Принеся из кухни помойное ведро, Мценский ссыпал в него лежалый мусор. Уселся на подоконник. Закурил протянутую сыном сигарету. Дым изо рта выпустил с наслаждением, будто застарелую тоску-кручину, о которой в прекрасной народной песне говорится, как о «подколодной змее».

Мценского давно подмывало расспросить сына о ранении. Не обговорив эту тему, не было возможности избавиться от ее безжалостного присутствия — хотя бы на сегодня. Необходимо было унять любопытство, как боль в сердце. Правда, непоправимость сыновней беды, ее беспощадная завершенность, законченность — где-то уже и примиряли с фактом, гасили ретивое… Заставляли думать о милосердии бытия, о возможном утешении, что сокрыто от нас в днях грядущих.

Однако Игорь сам не удержал в себе тайны: что ни говори, а ведь ребенок еще: двадцати нету. В этом возрасте поделиться сокровенным не просто потребность — необходимость.

— Скажи, отец, ты Великую Отечественную помнишь? Сколько тебе тогда было?

— Как началась — не помню. Четыре года мне было. Не обращал еще внимание: что там, на дворе, дождь или ведро? А вот Победу хорошо помню. Мы тогда из деревни под Ленинград перебрались. Ходили, помнится, с кем-то на салют смотреть. К Неве.

Скорей всего — с отцом, Валентином Сергеевичем, твоим дедушкой. Очень шумный был салют. Пороху не жалели. И очень красивый, даже страшный. Запомнилось, как на асфальт возле моих ног упала несгоревшая ракета, такой черный толстый патрон, по виду — снарядик.
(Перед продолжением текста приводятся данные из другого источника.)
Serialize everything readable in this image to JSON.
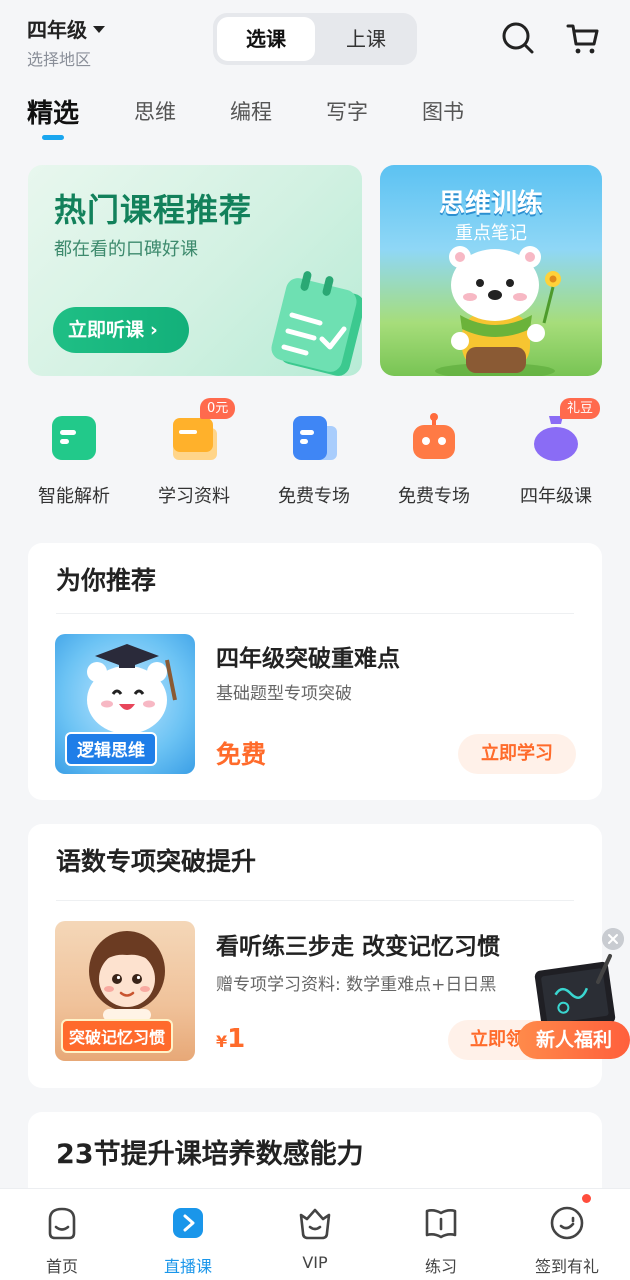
{
  "header": {
    "grade": "四年级",
    "region": "选择地区",
    "segments": [
      "选课",
      "上课"
    ]
  },
  "tabs": [
    "精选",
    "思维",
    "编程",
    "写字",
    "图书"
  ],
  "banners": {
    "left": {
      "title": "热门课程推荐",
      "subtitle": "都在看的口碑好课",
      "button": "立即听课"
    },
    "right": {
      "title": "思维训练",
      "subtitle": "重点笔记"
    }
  },
  "quick": [
    {
      "label": "智能解析",
      "icon": "analysis-icon",
      "badge": ""
    },
    {
      "label": "学习资料",
      "icon": "materials-icon",
      "badge": "0元"
    },
    {
      "label": "免费专场",
      "icon": "free-doc-icon",
      "badge": ""
    },
    {
      "label": "免费专场",
      "icon": "robot-icon",
      "badge": ""
    },
    {
      "label": "四年级课",
      "icon": "bag-icon",
      "badge": "礼豆"
    }
  ],
  "recommend": {
    "title": "为你推荐",
    "course": {
      "thumb_label": "逻辑思维",
      "title": "四年级突破重难点",
      "subtitle": "基础题型专项突破",
      "price": "免费",
      "button": "立即学习"
    }
  },
  "special": {
    "title": "语数专项突破提升",
    "course": {
      "thumb_label": "突破记忆习惯",
      "title": "看听练三步走 改变记忆习惯",
      "subtitle": "赠专项学习资料: 数学重难点+日日黑",
      "price_symbol": "¥",
      "price": "1",
      "button": "立即领"
    }
  },
  "third": {
    "title": "23节提升课培养数感能力"
  },
  "floating": {
    "label": "新人福利"
  },
  "nav": [
    {
      "label": "首页",
      "icon": "home-face-icon",
      "active": false
    },
    {
      "label": "直播课",
      "icon": "live-play-icon",
      "active": true
    },
    {
      "label": "VIP",
      "icon": "vip-crown-icon",
      "active": false
    },
    {
      "label": "练习",
      "icon": "practice-book-icon",
      "active": false
    },
    {
      "label": "签到有礼",
      "icon": "checkin-smile-icon",
      "active": false
    }
  ],
  "colors": {
    "accent": "#1aa6ef",
    "green": "#13b07a",
    "orange": "#ff6b2b",
    "background": "#f5f6f8"
  }
}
— А самой войны, значит, не помните… не помнишь?

— Нет, отчего же — помню! Запах гари… Специфический. Вообще, время помню. Состояние. А конкретно — военные действия — увы, чего не знаю, того не знаю. Да и как мне их знать, если мы до войны в деревне проживали, в Вологодской области? И все четыре военных года — там же.

— Ну, а… инвалидов хотя бы помнишь? Послевоенных?

— Инвалидов?! — оживился первоначально Викентий Валентинович, а затем, как бы что-то вспомнив, осекся, голос его преломился. Не зная, куда, собственно, клонит сейчас Игорек, Мценский все же заволновался, смутно догадываясь, куда именно клонит. — Инвалидов после войны огромное количество было, сынок! И ничего… жили, работали, песни даже пели. Все они на виду держались, никто не прятался. Торговали, кто чем, с рук. Самодельными игрушками, папиросами — как сейчас помню: «Пара-пять! Подходи, закуривай». Две беломорины — пять рублей. Поштучно. На музыкальных инструментах играли инвалиды. По вагонам пели самодеятельные песни. Гадали при помощи зверьков — морских свинок, нутрий. Случалось, дрались по пьяному делу. Клюшками. Не унывали, одним словом. Каких только не было инвалидов: и на дощечках с колесиками — без обеих ног, и на самодельных протезах-чур-ках, но чаще всего на костылях, с подвернутой штаниной… Были и самовары. Это, которые без рук, без ног. Их потом, по слухам, на остров Валаам свезли. В добровольном порядке. Тех, от которых родные и близкие отказались. Были и побогаче, которые на колясках. С моторчиком и на ручной тяге.